After already throwing forward a candidate for ride of the season on Casa Master, Zac Purton then capped a treble with another superbly judged ride on Harbour Master in the Group Three January Cup at Happy Valley on Wednesday night.
Purton’s premeditated mid-race move on Danny Shum Chap-shing’s Casa Master basically stole a Class Four win earlier in the evening and trainer John Moore was in raptures over the Australian jockey’s tactical awareness in the feature.
Having already ridden a winner on Moore’s Isaac for the first leg of his three-timer, Purton then managed to time his run to perfection on Harbour Master as the seven-year-old edged out Shum’s Circuit Land in a thrilling finish.
“That was an incredible ride,” Moore said after Purton seized an opportunity to trail the runner-up into the race as the speed came on early. “Zac just took his time, he got out the back from the wide draw. But when it came time he made ground, he could see the formation of the race in front of him and made his way out when everybody inside of him was finding trouble.”
Harbour Master wins G3 January Cup in frenetic finish as @zpurton rides treble, getting his first win in race, John Moore his 5th #HKracing pic.twitter.com/QDUlML42Gv
— HKJC Racing (@HKJC_Racing) January 4, 2017
Moore admitted Harbour Master may now struggle for opportunities with a rating of 110-plus.

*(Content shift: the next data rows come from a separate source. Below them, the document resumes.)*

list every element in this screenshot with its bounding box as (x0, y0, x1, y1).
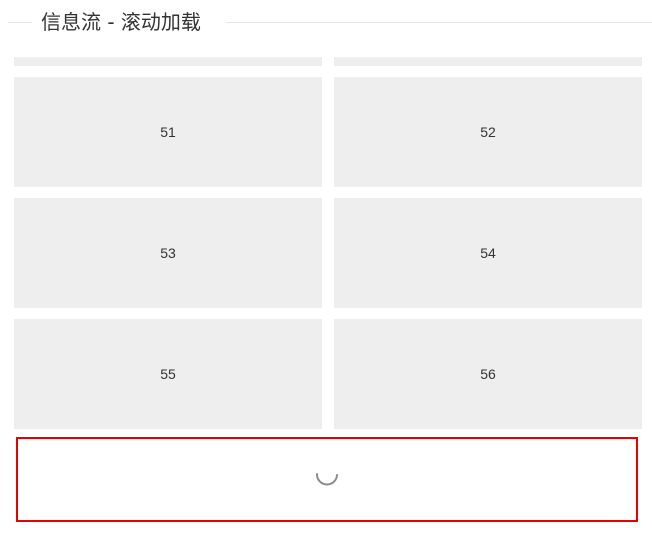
flow-item: 51 (14, 77, 322, 187)
flow-item: 52 (334, 77, 642, 187)
loading-spinner-icon (315, 473, 338, 486)
flow-item (14, 57, 322, 66)
flow-item: 54 (334, 198, 642, 308)
flow-item: 53 (14, 198, 322, 308)
page: 信息流 - 滚动加载 51 52 53 54 55 56 (0, 0, 652, 537)
title-divider-left (8, 22, 32, 23)
flow-item (334, 57, 642, 66)
flow-item: 55 (14, 319, 322, 429)
flow-item: 56 (334, 319, 642, 429)
title-divider-right (226, 22, 652, 23)
page-title: 信息流 - 滚动加载 (41, 10, 201, 34)
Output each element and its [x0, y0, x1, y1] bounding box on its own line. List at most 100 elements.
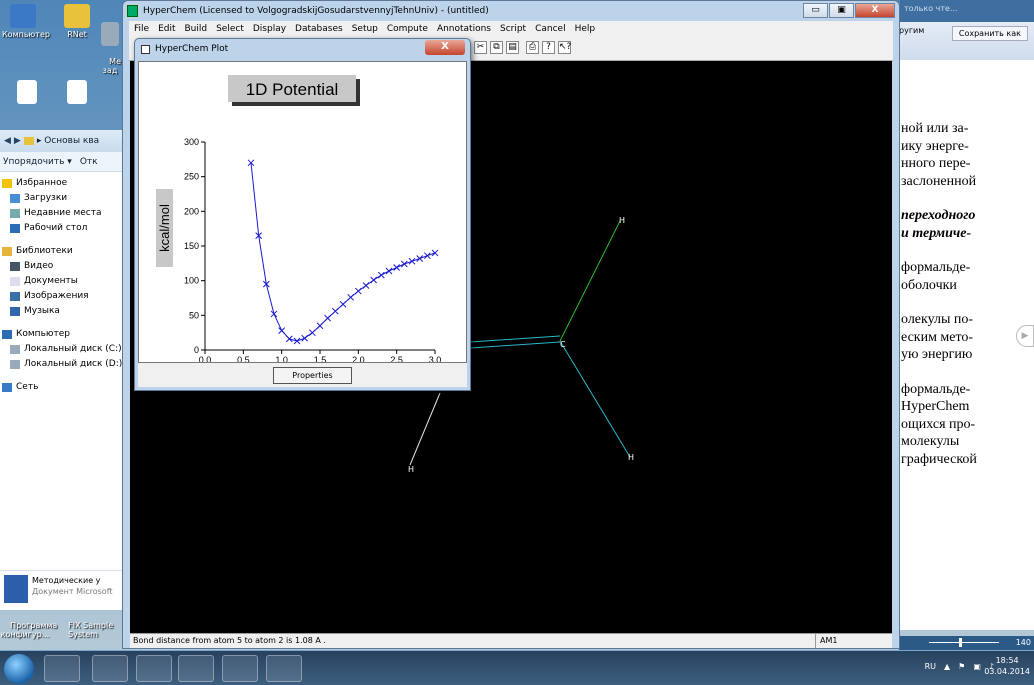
start-button[interactable] — [4, 654, 34, 684]
shortcut-desktop-icon[interactable] — [6, 80, 48, 106]
data-point — [278, 327, 286, 334]
atom-label[interactable]: H — [619, 216, 625, 225]
plot-close-button[interactable]: X — [425, 40, 465, 55]
program-config-desktop-icon[interactable]: Программа конфигур... — [0, 612, 58, 648]
word-taskbar-icon[interactable] — [178, 655, 214, 682]
address-text[interactable]: ▸ Основы ква — [37, 136, 99, 146]
explorer-taskbar-icon[interactable] — [92, 655, 128, 682]
hyperchem-titlebar[interactable]: HyperChem (Licensed to VolgogradskijGosu… — [123, 1, 899, 21]
back-icon[interactable]: ◀ — [4, 136, 11, 146]
nav-recent[interactable]: Недавние места — [2, 206, 123, 221]
desktop-icon-label: Ме зад — [102, 57, 121, 75]
menu-help[interactable]: Help — [575, 24, 596, 34]
close-button[interactable]: X — [855, 3, 895, 18]
nav-label: Видео — [24, 261, 54, 271]
atom-label[interactable]: H — [628, 453, 634, 462]
data-point — [331, 307, 339, 315]
data-point — [416, 255, 424, 262]
nav-desktop[interactable]: Рабочий стол — [2, 221, 123, 236]
nav-images[interactable]: Изображения — [2, 289, 123, 304]
zoom-slider-thumb[interactable] — [959, 638, 962, 647]
plot-footer: Properties — [138, 363, 467, 387]
nav-network[interactable]: Сеть — [2, 380, 123, 395]
minimize-button[interactable]: ▭ — [803, 3, 828, 18]
zoom-bar[interactable]: 140 — [899, 636, 1034, 650]
nav-label: Избранное — [16, 178, 68, 188]
doc-ribbon: ругим Сохранить как — [895, 22, 1034, 60]
clock-time: 18:54 — [995, 656, 1019, 665]
network-tray-icon[interactable]: ▣ — [973, 662, 981, 671]
nav-favorites[interactable]: Избранное — [2, 176, 123, 191]
computer-desktop-icon[interactable]: Компьютер — [2, 4, 50, 39]
menu-setup[interactable]: Setup — [352, 24, 378, 34]
nav-libraries[interactable]: Библиотеки — [2, 244, 123, 259]
ie-taskbar-icon[interactable] — [44, 655, 80, 682]
copy-icon[interactable]: ⧉ — [490, 41, 503, 54]
menu-build[interactable]: Build — [185, 24, 208, 34]
menu-databases[interactable]: Databases — [295, 24, 343, 34]
flag-icon[interactable]: ⚑ — [958, 662, 965, 671]
potential-chart: 1D Potential kcal/mol 0 50 100 150 200 250 300… — [156, 75, 441, 365]
cut-icon[interactable]: ✂ — [474, 41, 487, 54]
nav-downloads[interactable]: Загрузки — [2, 191, 123, 206]
save-as-button[interactable]: Сохранить как — [951, 26, 1028, 41]
hyperchem-taskbar-icon[interactable] — [222, 655, 258, 682]
data-point — [377, 271, 385, 279]
nav-label: Компьютер — [16, 329, 70, 339]
network-icon — [2, 383, 12, 392]
data-point — [385, 267, 393, 275]
taskbar: RU ▲ ⚑ ▣ ♪ 18:54 03.04.2014 — [0, 650, 1034, 685]
bond-c-h-right — [559, 340, 631, 458]
nav-disk-c[interactable]: Локальный диск (C:) — [2, 342, 123, 357]
series-line — [250, 162, 436, 342]
open-button[interactable]: Отк — [80, 157, 98, 167]
fix-sample-desktop-icon[interactable]: FIX Sample System — [58, 612, 113, 648]
next-page-icon[interactable]: ▶ — [1016, 325, 1034, 347]
nav-music[interactable]: Музыка — [2, 304, 123, 319]
nav-disk-d[interactable]: Локальный диск (D:) — [2, 357, 123, 372]
menu-compute[interactable]: Compute — [387, 24, 428, 34]
data-point — [362, 282, 370, 289]
atom-label[interactable]: C — [560, 340, 566, 349]
data-point — [308, 329, 316, 337]
data-point — [293, 337, 301, 345]
clock[interactable]: 18:54 03.04.2014 — [984, 655, 1030, 677]
nav-documents[interactable]: Документы — [2, 274, 123, 289]
menu-edit[interactable]: Edit — [158, 24, 175, 34]
properties-button[interactable]: Properties — [273, 367, 352, 384]
data-point — [370, 276, 378, 284]
y-tick-label: 250 — [184, 172, 199, 182]
nav-video[interactable]: Видео — [2, 259, 123, 274]
atom-label[interactable]: H — [408, 465, 414, 474]
forward-icon[interactable]: ▶ — [14, 136, 21, 146]
plot-titlebar[interactable]: HyperChem Plot — [135, 39, 470, 59]
address-bar[interactable]: ◀ ▶ ▸ Основы ква — [0, 130, 123, 152]
menu-annotations[interactable]: Annotations — [437, 24, 491, 34]
print-icon[interactable]: ⎙ — [526, 41, 539, 54]
me-desktop-icon[interactable]: Ме зад — [98, 4, 122, 84]
menu-cancel[interactable]: Cancel — [535, 24, 566, 34]
atom-app-taskbar-icon[interactable] — [266, 655, 302, 682]
menu-script[interactable]: Script — [500, 24, 526, 34]
help-icon[interactable]: ? — [542, 41, 555, 54]
zoom-value: 140 — [1015, 638, 1031, 647]
language-indicator[interactable]: RU — [925, 662, 936, 671]
organize-button[interactable]: Упорядочить ▾ — [3, 157, 72, 167]
media-taskbar-icon[interactable] — [136, 655, 172, 682]
maximize-button[interactable]: ▣ — [829, 3, 854, 18]
context-help-icon[interactable]: ↖? — [558, 41, 571, 54]
ribbon-text: ругим — [899, 26, 925, 35]
folder-icon — [101, 22, 119, 46]
menu-file[interactable]: File — [134, 24, 149, 34]
data-point — [431, 249, 439, 257]
menu-display[interactable]: Display — [253, 24, 286, 34]
shortcut2-desktop-icon[interactable] — [56, 80, 98, 106]
data-point — [393, 264, 401, 271]
rnet-desktop-icon[interactable]: RNet — [56, 4, 98, 39]
file-item[interactable]: Методические у Документ Microsoft — [0, 570, 124, 610]
menu-select[interactable]: Select — [216, 24, 244, 34]
paste-icon[interactable]: ▤ — [506, 41, 519, 54]
nav-computer[interactable]: Компьютер — [2, 327, 123, 342]
tray-arrow-icon[interactable]: ▲ — [944, 662, 950, 671]
disk-icon — [10, 345, 20, 354]
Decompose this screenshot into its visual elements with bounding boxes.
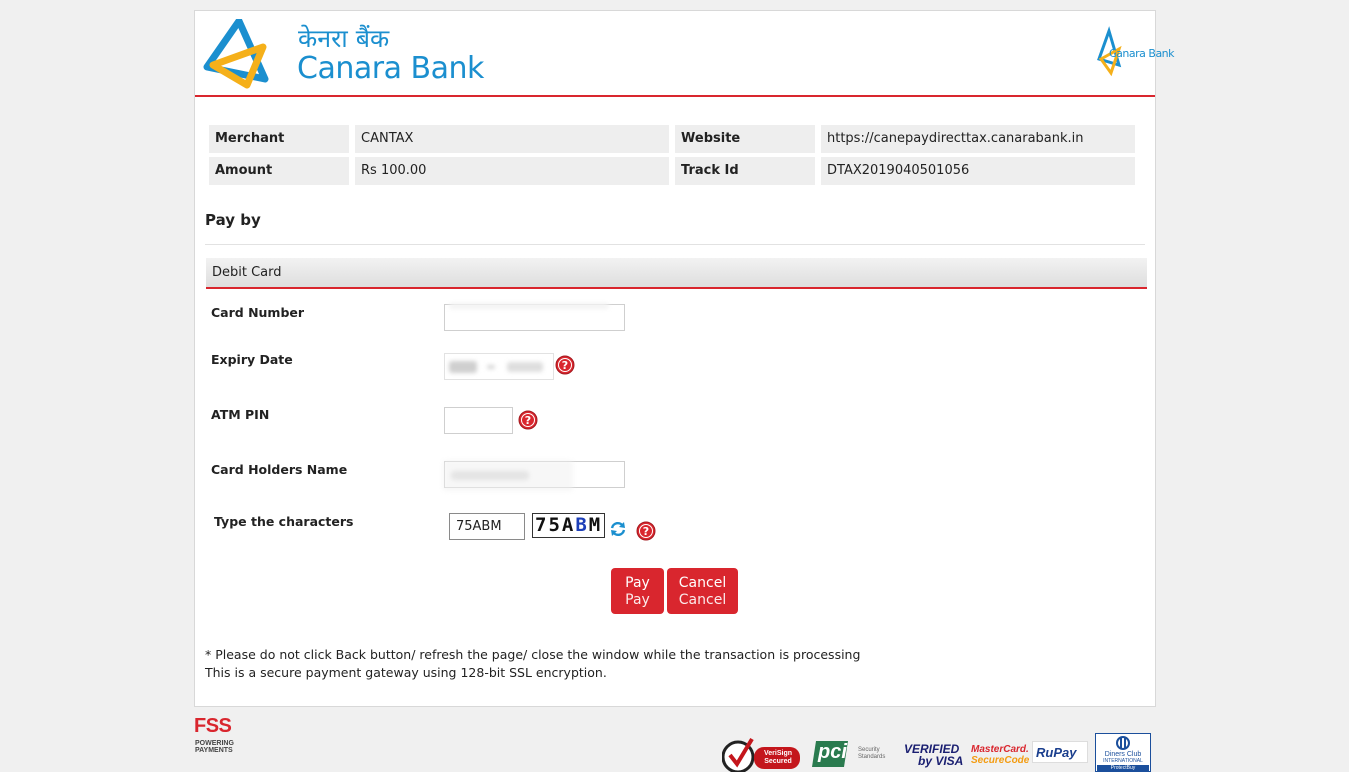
merchant-value: CANTAX [355, 125, 669, 153]
card-number-input[interactable] [444, 303, 625, 331]
diners-club-icon [1116, 736, 1130, 750]
fss-tagline-line1: POWERING [195, 740, 234, 747]
card-number-label: Card Number [211, 305, 305, 320]
mc-line1: MasterCard. [971, 744, 1029, 755]
debit-card-section-header[interactable]: Debit Card [206, 258, 1147, 289]
logo-english-text: Canara Bank [297, 51, 484, 86]
mastercard-securecode-badge: MasterCard. SecureCode [970, 733, 1030, 772]
captcha-help-icon[interactable]: ? [636, 521, 656, 541]
website-label: Website [675, 125, 815, 153]
expiry-year [507, 362, 543, 372]
expiry-help-icon[interactable]: ? [555, 355, 575, 375]
captcha-image-text-c: M [588, 514, 603, 536]
verisign-line2: Secured [764, 758, 792, 765]
pci-sub1: Security [858, 747, 880, 753]
canara-triangle-icon [203, 17, 269, 89]
rupay-badge: RuPay [1032, 733, 1088, 772]
atm-pin-label: ATM PIN [211, 407, 270, 422]
visa-line2: by VISA [918, 754, 964, 768]
svg-text:?: ? [643, 525, 649, 538]
pay-button-label-repeat: Pay [625, 592, 650, 608]
rupay-text: RuPay [1036, 745, 1077, 760]
verisign-badge: VeriSign Secured [721, 733, 802, 772]
pay-button[interactable]: Pay Pay [611, 568, 664, 614]
logo-hindi-text: केनरा बैंक [298, 24, 390, 53]
expiry-separator [487, 365, 495, 369]
fss-tagline-line2: PAYMENTS [195, 747, 233, 754]
expiry-month [449, 361, 477, 373]
divider [205, 244, 1145, 245]
track-id-label: Track Id [675, 157, 815, 185]
ssl-note: This is a secure payment gateway using 1… [205, 665, 607, 680]
merchant-label: Merchant [209, 125, 349, 153]
pay-button-label: Pay [625, 575, 650, 591]
track-id-value: DTAX2019040501056 [821, 157, 1135, 185]
pci-sub2: Standards [858, 754, 886, 760]
cancel-button[interactable]: Cancel Cancel [667, 568, 738, 614]
captcha-image-text-a: 75A [535, 514, 576, 536]
redacted-overlay [443, 460, 573, 491]
captcha-input[interactable]: 75ABM [449, 513, 525, 540]
fss-logo-text: FSS [194, 715, 232, 737]
expiry-date-select[interactable] [444, 353, 554, 380]
header: केनरा बैंक Canara Bank Canara Bank [195, 11, 1175, 97]
atm-pin-help-icon[interactable]: ? [518, 410, 538, 430]
fss-tagline: POWERING PAYMENTS [195, 740, 234, 754]
captcha-image-text-b: B [575, 514, 589, 536]
pci-text: pci [818, 741, 847, 763]
svg-text:?: ? [525, 414, 531, 427]
expiry-date-label: Expiry Date [211, 352, 293, 367]
diners-line1: Diners Club [1104, 751, 1142, 758]
diners-line3: ProtectBuy [1097, 765, 1149, 772]
pci-badge: pci Security Standards [812, 733, 896, 772]
security-badges: VeriSign Secured pci Security Standards … [721, 733, 1152, 772]
small-logo-text: Canara Bank [1109, 47, 1175, 60]
website-value: https://canepaydirecttax.canarabank.in [821, 125, 1135, 153]
card-holder-name-input[interactable] [443, 460, 625, 491]
redacted-value [449, 303, 609, 309]
pay-by-heading: Pay by [205, 211, 261, 229]
atm-pin-input[interactable] [444, 407, 513, 434]
amount-label: Amount [209, 157, 349, 185]
verified-by-visa-badge: VERIFIED by VISA [902, 733, 964, 772]
mc-line2: SecureCode [971, 755, 1030, 766]
diners-club-badge: Diners Club INTERNATIONAL ProtectBuy [1095, 733, 1151, 772]
back-button-warning: * Please do not click Back button/ refre… [205, 647, 861, 662]
canara-bank-logo: केनरा बैंक Canara Bank [203, 17, 493, 91]
canara-small-logo: Canara Bank [1095, 25, 1175, 81]
payment-page: केनरा बैंक Canara Bank Canara Bank Merch… [194, 10, 1175, 707]
fss-logo: FSS POWERING PAYMENTS [194, 715, 244, 755]
captcha-image: 75ABM [532, 513, 605, 538]
cancel-button-label: Cancel [678, 575, 727, 591]
captcha-refresh-icon[interactable] [609, 520, 627, 538]
cancel-button-label-repeat: Cancel [678, 592, 727, 608]
captcha-label: Type the characters [214, 514, 354, 529]
verisign-line1: VeriSign [763, 750, 792, 757]
diners-line2: INTERNATIONAL [1103, 758, 1143, 764]
svg-text:?: ? [562, 359, 568, 372]
card-holder-name-label: Card Holders Name [211, 462, 348, 477]
amount-value: Rs 100.00 [355, 157, 669, 185]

“He is a real Happy Valley horse, he just doesn’t handle the firmer surface at Sha Tin, it takes a toll on him, he needs the give and that is why he likes the dirt as well,” he said.
Improving stayer Packing Dragon hung on for third after leading but Moore suggested his fourth placegetter Basic Trilogy was the hard luck story of the race after failing to find clear running for Joao Moreira in the straight.
“If he gets a run he probably wins and we get the stable quinella,” he said.
Isaac has now won two from three and the four-year-old sprinter keeps on improving.
“When he got to the stable I really thought he was six months away, but he has just kept progressing,” Moore said. “Zac rode him in trackwork on Saturday and jumped off and said, ‘this isn’t a Class Four horse’, and he was right, we have got a real racehorse on our hands there.”
Perhaps the most impressive aspect of Purton’s ride on Casa Master – where he looped the field at precisely the right time and left his rivals flat-footed in the back straight – was that he “called his shot”, predicting to connections exactly how the race would play out in the pre-race chat.
“Zac stood here and said what would happen, we talked it through and that was the plan,” Shum said. “It’s great for the owners, to feel part of the team like that. That’s what racing needs to be all about, making the owner feel like they are included. It’s a thrill to win, but even more exciting when the jockey tells you how it is all going to happen.”
A Class Five victory for jockey Olivier Doleuze carried a little more excitement than usual for the Frenchman as he won a race for staunch supporter Caspar Fownes for the first time this season on Invisible.
Doleuze punched the air as he crossed the line on the five-year-old, the win his sixth for the season but first for Fownes since June, breaking a sequence of 45 rides without a winner for the stable.
“It was a good ride and hopefully that gives him a kick along too,” Fownes said.
The biggest dividends of the night came when Brett Prebble orchestrated an upset on Me Tsui Yu-sak’s Happy Bao Bei at 62-1, beating home 105-1 shot Travel Successor and creating a $14,308 quinella.